Prevention of SIDS is even more important for preterm infants, in whom the risk of PP is higher [34]. In our study, infants of borderline gestational age (37 weeks) presented a statistically significant increased risk of plagiocephaly, despite the fact that only 58% of them slept supine. Probably infants born at 37 weeks share some characteristics of preterm infants. This could explain the increased risk showed in this study, compared to infant of 38–41 weeks of gestational age.

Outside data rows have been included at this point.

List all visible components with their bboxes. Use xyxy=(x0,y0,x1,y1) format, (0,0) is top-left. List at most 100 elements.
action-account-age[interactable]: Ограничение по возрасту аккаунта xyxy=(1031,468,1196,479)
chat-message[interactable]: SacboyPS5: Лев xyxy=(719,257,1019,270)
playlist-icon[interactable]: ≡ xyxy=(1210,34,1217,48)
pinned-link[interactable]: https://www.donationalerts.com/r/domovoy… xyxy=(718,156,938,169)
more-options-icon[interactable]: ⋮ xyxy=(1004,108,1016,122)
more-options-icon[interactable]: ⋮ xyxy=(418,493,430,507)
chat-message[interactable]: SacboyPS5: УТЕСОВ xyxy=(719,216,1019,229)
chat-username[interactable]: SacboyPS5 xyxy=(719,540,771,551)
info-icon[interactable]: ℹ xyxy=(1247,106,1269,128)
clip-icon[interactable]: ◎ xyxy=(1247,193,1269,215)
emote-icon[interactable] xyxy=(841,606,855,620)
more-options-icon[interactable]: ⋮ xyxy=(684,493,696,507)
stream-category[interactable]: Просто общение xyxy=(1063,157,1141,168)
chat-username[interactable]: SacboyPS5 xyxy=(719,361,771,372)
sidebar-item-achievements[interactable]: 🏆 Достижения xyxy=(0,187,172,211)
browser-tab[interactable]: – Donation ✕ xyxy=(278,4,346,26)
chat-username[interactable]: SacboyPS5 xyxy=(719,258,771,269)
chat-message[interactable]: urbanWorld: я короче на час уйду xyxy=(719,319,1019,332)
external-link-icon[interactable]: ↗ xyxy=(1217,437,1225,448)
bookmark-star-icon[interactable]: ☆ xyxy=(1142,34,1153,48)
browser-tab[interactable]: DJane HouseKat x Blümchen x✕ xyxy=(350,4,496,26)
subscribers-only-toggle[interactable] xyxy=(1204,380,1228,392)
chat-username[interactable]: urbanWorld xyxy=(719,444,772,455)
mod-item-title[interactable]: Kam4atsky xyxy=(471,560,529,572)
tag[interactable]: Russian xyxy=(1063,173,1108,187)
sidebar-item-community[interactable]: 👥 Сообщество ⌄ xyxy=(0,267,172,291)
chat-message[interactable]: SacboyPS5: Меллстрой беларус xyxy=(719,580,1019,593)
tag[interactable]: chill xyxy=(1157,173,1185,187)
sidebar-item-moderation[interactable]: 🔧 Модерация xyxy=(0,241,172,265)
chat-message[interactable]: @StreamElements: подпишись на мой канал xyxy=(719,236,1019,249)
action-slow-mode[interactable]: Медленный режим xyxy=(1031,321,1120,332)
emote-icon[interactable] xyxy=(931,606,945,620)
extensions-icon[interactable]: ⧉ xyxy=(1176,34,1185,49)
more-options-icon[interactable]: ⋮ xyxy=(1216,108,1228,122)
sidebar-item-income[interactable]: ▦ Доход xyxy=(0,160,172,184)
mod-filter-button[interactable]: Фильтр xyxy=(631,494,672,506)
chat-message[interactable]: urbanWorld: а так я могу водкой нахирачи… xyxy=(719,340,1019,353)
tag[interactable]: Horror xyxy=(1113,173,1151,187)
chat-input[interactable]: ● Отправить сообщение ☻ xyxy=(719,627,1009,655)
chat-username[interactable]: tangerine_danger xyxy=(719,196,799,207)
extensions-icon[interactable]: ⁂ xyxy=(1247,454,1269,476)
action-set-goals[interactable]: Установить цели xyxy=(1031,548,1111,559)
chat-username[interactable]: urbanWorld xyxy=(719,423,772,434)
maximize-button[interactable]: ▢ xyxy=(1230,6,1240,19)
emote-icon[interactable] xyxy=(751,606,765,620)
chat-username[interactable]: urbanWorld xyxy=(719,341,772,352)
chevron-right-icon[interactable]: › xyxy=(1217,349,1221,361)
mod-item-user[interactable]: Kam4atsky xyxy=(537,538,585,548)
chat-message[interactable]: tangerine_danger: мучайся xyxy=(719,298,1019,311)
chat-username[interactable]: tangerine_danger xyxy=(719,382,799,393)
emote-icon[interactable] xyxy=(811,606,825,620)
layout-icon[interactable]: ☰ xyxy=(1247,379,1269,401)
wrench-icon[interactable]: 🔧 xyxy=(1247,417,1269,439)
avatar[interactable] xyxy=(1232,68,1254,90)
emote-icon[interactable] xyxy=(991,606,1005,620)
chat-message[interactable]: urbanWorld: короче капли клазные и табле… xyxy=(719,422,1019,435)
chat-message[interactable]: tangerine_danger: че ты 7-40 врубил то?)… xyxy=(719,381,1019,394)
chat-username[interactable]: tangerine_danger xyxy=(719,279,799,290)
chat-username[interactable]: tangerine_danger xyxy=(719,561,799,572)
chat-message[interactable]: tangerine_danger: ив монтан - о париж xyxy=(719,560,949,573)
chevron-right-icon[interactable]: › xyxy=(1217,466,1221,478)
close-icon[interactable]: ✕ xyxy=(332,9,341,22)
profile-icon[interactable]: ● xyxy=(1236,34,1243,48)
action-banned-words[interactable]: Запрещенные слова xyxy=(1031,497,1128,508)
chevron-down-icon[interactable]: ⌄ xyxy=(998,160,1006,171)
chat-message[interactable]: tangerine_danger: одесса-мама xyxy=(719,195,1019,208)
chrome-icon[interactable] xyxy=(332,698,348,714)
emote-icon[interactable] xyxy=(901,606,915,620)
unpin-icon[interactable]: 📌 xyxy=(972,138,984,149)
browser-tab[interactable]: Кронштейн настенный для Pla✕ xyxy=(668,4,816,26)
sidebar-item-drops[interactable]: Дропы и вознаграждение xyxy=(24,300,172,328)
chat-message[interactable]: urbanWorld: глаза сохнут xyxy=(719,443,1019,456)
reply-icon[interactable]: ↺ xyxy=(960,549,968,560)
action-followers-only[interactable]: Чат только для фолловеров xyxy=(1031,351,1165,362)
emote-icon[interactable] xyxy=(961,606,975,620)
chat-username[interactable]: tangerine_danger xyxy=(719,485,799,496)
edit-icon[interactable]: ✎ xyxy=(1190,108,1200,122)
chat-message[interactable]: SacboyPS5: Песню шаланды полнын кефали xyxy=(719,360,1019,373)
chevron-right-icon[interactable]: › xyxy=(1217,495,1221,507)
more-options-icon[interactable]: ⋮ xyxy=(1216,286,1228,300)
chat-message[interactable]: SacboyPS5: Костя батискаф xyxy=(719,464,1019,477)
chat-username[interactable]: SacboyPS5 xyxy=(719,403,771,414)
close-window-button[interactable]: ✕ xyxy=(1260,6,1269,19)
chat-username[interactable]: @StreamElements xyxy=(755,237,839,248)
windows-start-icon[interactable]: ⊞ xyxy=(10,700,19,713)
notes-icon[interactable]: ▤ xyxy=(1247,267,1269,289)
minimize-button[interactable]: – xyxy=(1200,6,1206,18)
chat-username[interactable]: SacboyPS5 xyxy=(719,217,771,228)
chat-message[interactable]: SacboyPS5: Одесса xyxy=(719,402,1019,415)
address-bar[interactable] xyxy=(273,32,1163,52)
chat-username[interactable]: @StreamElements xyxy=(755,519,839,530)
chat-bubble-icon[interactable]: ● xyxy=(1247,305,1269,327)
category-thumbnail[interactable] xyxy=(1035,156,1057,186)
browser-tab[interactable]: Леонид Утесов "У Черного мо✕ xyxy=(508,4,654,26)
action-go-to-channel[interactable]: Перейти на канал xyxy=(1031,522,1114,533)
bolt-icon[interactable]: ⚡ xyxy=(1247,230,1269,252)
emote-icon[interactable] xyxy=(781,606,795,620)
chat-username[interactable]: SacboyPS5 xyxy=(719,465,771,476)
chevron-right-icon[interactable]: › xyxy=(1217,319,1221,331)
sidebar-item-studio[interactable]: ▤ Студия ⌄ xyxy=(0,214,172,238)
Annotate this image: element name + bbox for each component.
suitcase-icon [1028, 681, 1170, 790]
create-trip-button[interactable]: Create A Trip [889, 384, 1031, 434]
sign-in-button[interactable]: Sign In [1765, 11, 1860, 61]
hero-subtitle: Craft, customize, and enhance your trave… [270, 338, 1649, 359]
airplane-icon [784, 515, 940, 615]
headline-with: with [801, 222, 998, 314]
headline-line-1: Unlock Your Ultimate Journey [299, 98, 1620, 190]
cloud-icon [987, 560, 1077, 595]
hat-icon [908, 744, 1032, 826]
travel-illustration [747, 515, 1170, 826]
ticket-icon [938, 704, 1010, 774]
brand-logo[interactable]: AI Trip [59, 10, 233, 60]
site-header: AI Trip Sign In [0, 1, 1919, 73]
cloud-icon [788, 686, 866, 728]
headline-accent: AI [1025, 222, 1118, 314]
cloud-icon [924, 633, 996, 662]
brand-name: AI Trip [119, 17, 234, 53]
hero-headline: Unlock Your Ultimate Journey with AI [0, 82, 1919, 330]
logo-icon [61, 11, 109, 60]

Strengths of this study are the following: (1) to our knowledge, this study is one of the few reporting the prevalence of PP in a European unselected population of healthy infants at an early age, the first in Italy and (2) the prevalence of PP is obtained through a clinical tool, useful even in a primary care setting.

Limitations of the study include the relatively small number of infants enrolled and the use of the Argenta’s criteria, a very easy clinical tool, which, however, does not provide objective measures.

Conclusion

This is one of the few European studies reporting the prevalence of positional plagiocephaly using a reliable clinical tool in healthy infants aged 8 to 12 weeks, the first in Italy. Positional plagiocephaly appears to be a relatively common issue faced by pediatricians, associated with the supine sleep position, especially at 37 weeks of gestation, head positional preference, particularly to the right side, older maternal age, and Italian ethnicity. Exploring parent’s habits, a considerable percentage of prone sleepers still emerge.

The results reinforce the need of improving prevention both of SIDS and positional plagiocephaly, through uniform messages provided prenatally and postnatally by different health professionals.